Seth Herd comments on A Conservative Vision For AI Alignment

Seth Herd 22 Aug 2025 0:03 UTC
8 points
4
This post is about alignment targets, or what we want an AGI to do, a mostly separable topic from technical alignment, or how we get an AGI to do anything in particular. See my Conflating value alignment and intent alignment is causing confusion for more.
There’s a pretty strong argument that technical alignment is far more pressing, so much so that addressing alignment targets right now really is barely-helpful when compared to doing nothing, and anti-helpful relative to working on technical alignment or “societal alignment” (getting-our-shit-collectively-together).
In particular, those actually in charge of building AGI will want it aligned to their own intent, and they’ll have an excuse because it’s probably genuinely a good bit more dangerous to aim directly at value alignment rather than aim for some sort of long reflection.

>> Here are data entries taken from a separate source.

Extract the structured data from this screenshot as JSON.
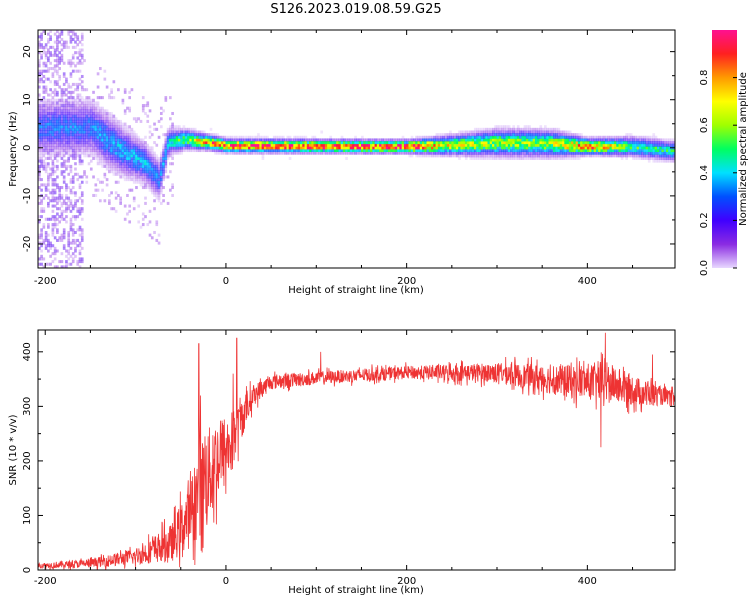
{
  "title": "S126.2023.019.08.59.G25",
  "chart_data": [
    {
      "type": "heatmap",
      "xlabel": "Height of straight line (km)",
      "ylabel": "Frequency (Hz)",
      "xlim": [
        -208,
        497
      ],
      "ylim": [
        -25,
        24.5
      ],
      "xticks": [
        -200,
        0,
        200,
        400
      ],
      "yticks": [
        -20,
        -10,
        0,
        10,
        20
      ],
      "grid": false,
      "colorbar": {
        "label": "Normalized spectral amplitude",
        "range": [
          0,
          1
        ],
        "ticks": [
          0.0,
          0.2,
          0.4,
          0.6,
          0.8
        ],
        "colormap": [
          "#e8d8ff",
          "#8a2be2",
          "#4000ff",
          "#0050ff",
          "#00e0ff",
          "#00ff60",
          "#a0ff00",
          "#ffff00",
          "#ff9a00",
          "#ff2020",
          "#ff1090"
        ]
      },
      "ridge": [
        {
          "x": -150,
          "f": 4.0,
          "w": 4.0,
          "a": 0.3
        },
        {
          "x": -130,
          "f": 1.0,
          "w": 4.0,
          "a": 0.35
        },
        {
          "x": -110,
          "f": -1.5,
          "w": 3.5,
          "a": 0.35
        },
        {
          "x": -90,
          "f": -3.5,
          "w": 3.0,
          "a": 0.35
        },
        {
          "x": -75,
          "f": -7.0,
          "w": 3.0,
          "a": 0.3
        },
        {
          "x": -65,
          "f": 1.0,
          "w": 2.0,
          "a": 0.4
        },
        {
          "x": -45,
          "f": 1.5,
          "w": 1.5,
          "a": 0.55
        },
        {
          "x": -25,
          "f": 1.0,
          "w": 1.2,
          "a": 0.75
        },
        {
          "x": 0,
          "f": 0.2,
          "w": 1.0,
          "a": 0.9
        },
        {
          "x": 200,
          "f": 0.0,
          "w": 1.0,
          "a": 0.92
        },
        {
          "x": 250,
          "f": 0.3,
          "w": 1.5,
          "a": 0.65
        },
        {
          "x": 300,
          "f": 0.8,
          "w": 2.0,
          "a": 0.6
        },
        {
          "x": 360,
          "f": 0.6,
          "w": 2.0,
          "a": 0.6
        },
        {
          "x": 400,
          "f": 0.0,
          "w": 1.2,
          "a": 0.85
        },
        {
          "x": 450,
          "f": 0.0,
          "w": 1.5,
          "a": 0.5
        },
        {
          "x": 497,
          "f": -1.0,
          "w": 1.5,
          "a": 0.45
        }
      ]
    },
    {
      "type": "line",
      "xlabel": "Height of straight line (km)",
      "ylabel": "SNR (10 * v/v)",
      "xlim": [
        -208,
        497
      ],
      "ylim": [
        0,
        440
      ],
      "xticks": [
        -200,
        0,
        200,
        400
      ],
      "yticks": [
        0,
        100,
        200,
        300,
        400
      ],
      "grid": false,
      "series_color": "#ee3333",
      "trend": [
        {
          "x": -208,
          "y": 8,
          "noise": 5
        },
        {
          "x": -150,
          "y": 12,
          "noise": 8
        },
        {
          "x": -100,
          "y": 25,
          "noise": 15
        },
        {
          "x": -60,
          "y": 50,
          "noise": 35
        },
        {
          "x": -40,
          "y": 100,
          "noise": 60
        },
        {
          "x": -25,
          "y": 160,
          "noise": 90
        },
        {
          "x": -10,
          "y": 200,
          "noise": 80
        },
        {
          "x": 5,
          "y": 230,
          "noise": 60
        },
        {
          "x": 15,
          "y": 270,
          "noise": 40
        },
        {
          "x": 30,
          "y": 320,
          "noise": 20
        },
        {
          "x": 50,
          "y": 345,
          "noise": 14
        },
        {
          "x": 100,
          "y": 352,
          "noise": 12
        },
        {
          "x": 200,
          "y": 362,
          "noise": 12
        },
        {
          "x": 300,
          "y": 362,
          "noise": 18
        },
        {
          "x": 380,
          "y": 345,
          "noise": 30
        },
        {
          "x": 420,
          "y": 345,
          "noise": 38
        },
        {
          "x": 460,
          "y": 325,
          "noise": 25
        },
        {
          "x": 497,
          "y": 315,
          "noise": 12
        }
      ],
      "spikes": [
        {
          "x": -30,
          "y": 415
        },
        {
          "x": -28,
          "y": 320
        },
        {
          "x": 12,
          "y": 425
        },
        {
          "x": 8,
          "y": 360
        },
        {
          "x": 105,
          "y": 400
        },
        {
          "x": 420,
          "y": 435
        },
        {
          "x": 415,
          "y": 225
        },
        {
          "x": 472,
          "y": 395
        }
      ]
    }
  ]
}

Instruction-following is the current default alignment target and it will likely continue to be through our first AGI(s) because it offers substantial corrigibility. Value alignment does not, so we have to get it right on the first real try in both technical and the wisdom sense you address here.
More on that argument here.
- Davidmanheim 22 Aug 2025 7:53 UTC
  4 points
  0
  Parent
  Yes, this is partly true, but assumes that we can manage technical alignment in a way that is separable from the values we are aiming towards—something that I would have assumed was true before we saw the shape of LLM “alignment” solutions, but no longer think is obvious.

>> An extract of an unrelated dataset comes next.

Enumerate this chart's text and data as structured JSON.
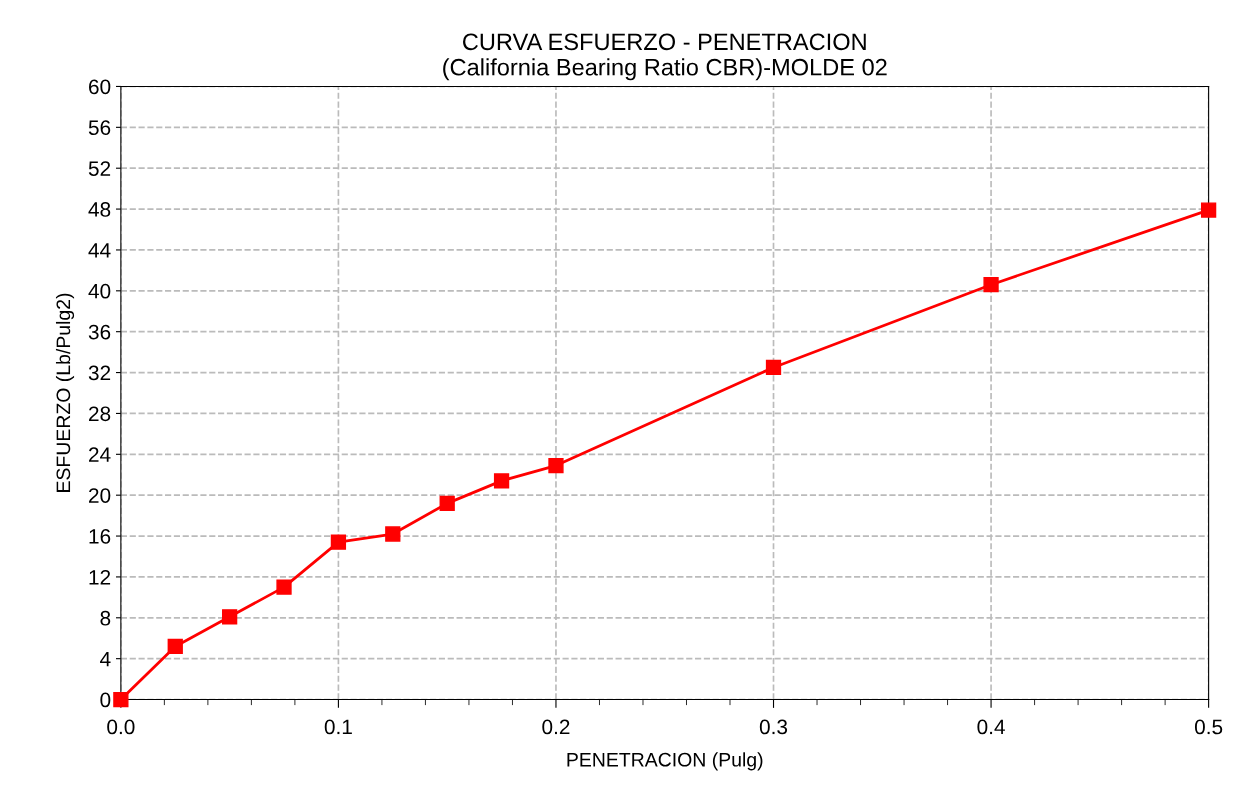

  And instruction-following is deeply worrying as an ‘alignment target’, since it doesn’t say anything about what ends up happening, much less actually guarantee corrigibility—especially since we’re not getting meaningful oversight - but that’s a very different argument than the one we’re making here.

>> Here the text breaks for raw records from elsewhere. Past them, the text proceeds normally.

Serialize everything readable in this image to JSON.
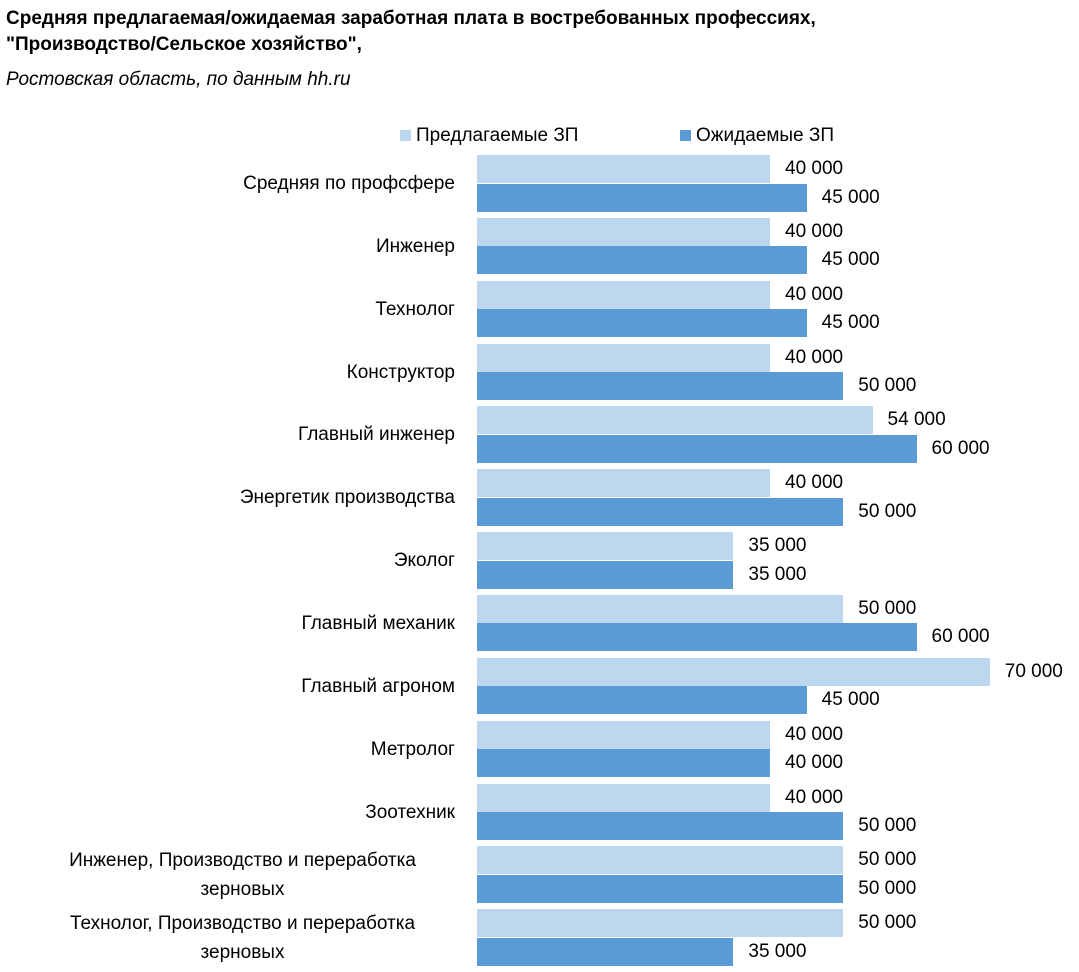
{
  "chart_data": {
    "type": "bar",
    "orientation": "horizontal",
    "title": "Средняя предлагаемая/ожидаемая заработная плата в востребованных профессиях, \"Производство/Сельское хозяйство\",",
    "subtitle": "Ростовская область, по данным hh.ru",
    "categories": [
      "Средняя по профсфере",
      "Инженер",
      "Технолог",
      "Конструктор",
      "Главный инженер",
      "Энергетик производства",
      "Эколог",
      "Главный механик",
      "Главный агроном",
      "Метролог",
      "Зоотехник",
      "Инженер, Производство и переработка зерновых",
      "Технолог, Производство и переработка зерновых"
    ],
    "series": [
      {
        "name": "Предлагаемые ЗП",
        "color": "#bdd7ee",
        "values": [
          40000,
          40000,
          40000,
          40000,
          54000,
          40000,
          35000,
          50000,
          70000,
          40000,
          40000,
          50000,
          50000
        ],
        "value_labels": [
          "40 000",
          "40 000",
          "40 000",
          "40 000",
          "54 000",
          "40 000",
          "35 000",
          "50 000",
          "70 000",
          "40 000",
          "40 000",
          "50 000",
          "50 000"
        ]
      },
      {
        "name": "Ожидаемые ЗП",
        "color": "#5b9bd5",
        "values": [
          45000,
          45000,
          45000,
          50000,
          60000,
          50000,
          35000,
          60000,
          45000,
          40000,
          50000,
          50000,
          35000
        ],
        "value_labels": [
          "45 000",
          "45 000",
          "45 000",
          "50 000",
          "60 000",
          "50 000",
          "35 000",
          "60 000",
          "45 000",
          "40 000",
          "50 000",
          "50 000",
          "35 000"
        ]
      }
    ],
    "legend": "top"
  }
}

  - Seth Herd 22 Aug 2025 13:56 UTC
    3 points
    0
    Parent
    I agree that instruction-following is deeply worrying as an alignment target. But it seems it’s what developers will use. Wishing it otherwise won’t make it so. And they’re right that the shape of current LLM alignment “solutions” includes values. I don’t think those are actual solutions to the hard part of the alignment problem. If developers use something like HHH as a major component of the alignment for an AGI, I think that and other targets have pretty obvious outer alignment, failure, modes, and probably less obvious inner alignment problems, so that approach simply fails.
    
    I think in hope that as they approach AGI and take the alignment problem somewhat seriously, developers will try to make instruction following the dominant component. Instruction-following does seem to help non-trivially with the hard part because it provides corrigibility and other useful flexibility. See those links for more.
    
    That is a complex and debatable argument, but the argument that developers will pursue intent alignment seems simpler and stronger. Having an AGI that primarily does your bidding seems safer and more self-interested than one that makes fully autonomous decisions based on some attempt to define everyone’s ideal values.
    - Davidmanheim 23 Aug 2025 17:25 UTC
      2 points
      0
      Parent
      “This is what’s happening and we’re not going to change it” isn’t helpful—both because it’s just saying we’re all going to die, and because it fails to specify what we’d like to have happen instead. We’re not proposing a specific course for us to influence AI developers, we’re first trying to figure out what future we’d want.